By using ipchains, the Linux server can be the gateway to your Internet connection, allowing multiple users to access the Internet simultaneously through one modem, DSL, or other connection. Ipchains provides masquerading and firewalling so the client machines are protected from intruders. For an additional level of security, a second box should be set up as the firewall/gateway, so the fileserver is also insulated from the net.


Currently, Linux does not support the HFS+ filesystem used by MacOS. This is a limitation only if you are trying to access Macintosh partitions from the Linux side.

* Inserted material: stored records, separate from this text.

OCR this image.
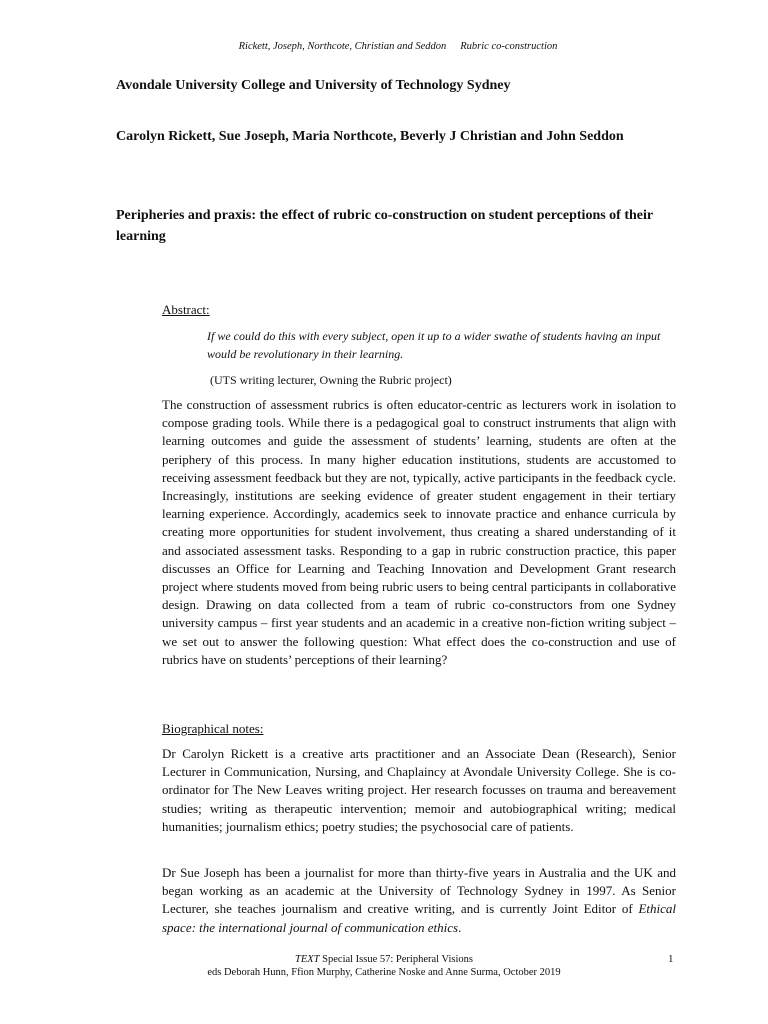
Rickett, Joseph, Northcote, Christian and Seddon Rubric co-construction
Avondale University College and University of Technology Sydney
Carolyn Rickett, Sue Joseph, Maria Northcote, Beverly J Christian and John Seddon
Peripheries and praxis: the effect of rubric co-construction on student perceptions of their learning
Abstract:
If we could do this with every subject, open it up to a wider swathe of students having an input would be revolutionary in their learning.
(UTS writing lecturer, Owning the Rubric project)

The construction of assessment rubrics is often educator-centric as lecturers work in isolation to compose grading tools. While there is a pedagogical goal to construct instruments that align with learning outcomes and guide the assessment of students’ learning, students are often at the periphery of this process. In many higher education institutions, students are accustomed to receiving assessment feedback but they are not, typically, active participants in the feedback cycle. Increasingly, institutions are seeking evidence of greater student engagement in their tertiary learning experience. Accordingly, academics seek to innovate practice and enhance curricula by creating more opportunities for student involvement, thus creating a shared understanding of it and associated assessment tasks. Responding to a gap in rubric construction practice, this paper discusses an Office for Learning and Teaching Innovation and Development Grant research project where students moved from being rubric users to being central participants in collaborative design. Drawing on data collected from a team of rubric co-constructors from one Sydney university campus – first year students and an academic in a creative non-fiction writing subject – we set out to answer the following question: What effect does the co-construction and use of rubrics have on students’ perceptions of their learning?

Biographical notes:

Dr Carolyn Rickett is a creative arts practitioner and an Associate Dean (Research), Senior Lecturer in Communication, Nursing, and Chaplaincy at Avondale University College. She is co-ordinator for The New Leaves writing project. Her research focusses on trauma and bereavement studies; writing as therapeutic intervention; memoir and autobiographical writing; medical humanities; journalism ethics; poetry studies; the psychosocial care of patients.

Dr Sue Joseph has been a journalist for more than thirty-five years in Australia and the UK and began working as an academic at the University of Technology Sydney in 1997. As Senior Lecturer, she teaches journalism and creative writing, and is currently Joint Editor of Ethical space: the international journal of communication ethics.

TEXT Special Issue 57: Peripheral Visions
eds Deborah Hunn, Ffion Murphy, Catherine Noske and Anne Surma, October 2019
1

For sharing Linux partitions to Macintoshes, this has no impact.

Some Macintosh hardware does not work well with PPC Linux. In particular, the following models are not recommended, due to the NuBus architecture:

  • Apple Performa/Power Mac 5200, 5300, 6200, 6300
  • Apple Power Mac 6100, 7100, 8100
  • Apple PowerBook 1400, 2300c, 5300
  • Apple Workgroup Server 7150, 8150, 9150
  • Radius 81/100
  • Power Computing's Power 100
  • All 68000, 68020, 68030, and 68040 models

Also, because Apple changes the hardware subtly with each new machine, Linux developers usually have to scramble to keep up with the latest changes. As a result, you may have to wait a few weeks for full support on a brand new machine.

Other tools

VNC stands for the opens source software package Virtual Network Computer. This is an interesting package, along the lines of PCAnywhere or Timbuktu; but it runs on several platforms, including Windows, MacOS, and Linux. This software allows a user or administrator to see and operate the desktop of a machine from a remote location across the network or the Internet. It was developed by ORL, which was subsequently bought by AT&T, but the program has remained open source. I have found it invaluable as a support tool-- it's great to be able to pull up a user's desktop and help them through a problem without having to go to their office.

VNC can be downloaded here: http://www.uk.research.att.com/vnc/. While writing this article, I used it to pull up my Macintosh desktop and do the Mac- side work while writing on my laptop, which served as the Appletalk server.



I hope this article has given you some insight as to the possibilities of integrating a Linux server into your Macintosh network. For almost no software cost, you can provide a wealth of services to your Macintosh machines, and at the same time learn a little about what the Linux hubbub is all about. If you are uncomfortable with working at the command line, Linux may take a little getting used to; but an increasing number of tools wrap some of the administration of Linux in a GUI. //

Stew Benedict is a systems administrator for an automotive manufacturer in Cleveland, Ohio. He also is a freelance consultant and running or through AYS Enterprises, a company specializing in printed circuit design, MSAccess solutions for the Windows platforms, and utilizing Linux as a low-cost alternative to commercial operating systems and software. He has been using and promoting Linux since about 1994. When not basking in the glow of a CRT, Stew enjoys time with his wife, daughter, and two dogs at his future (not too much longer!) retirement home overlooking Norris Lake in the foothills of the Smokies in Tennessee.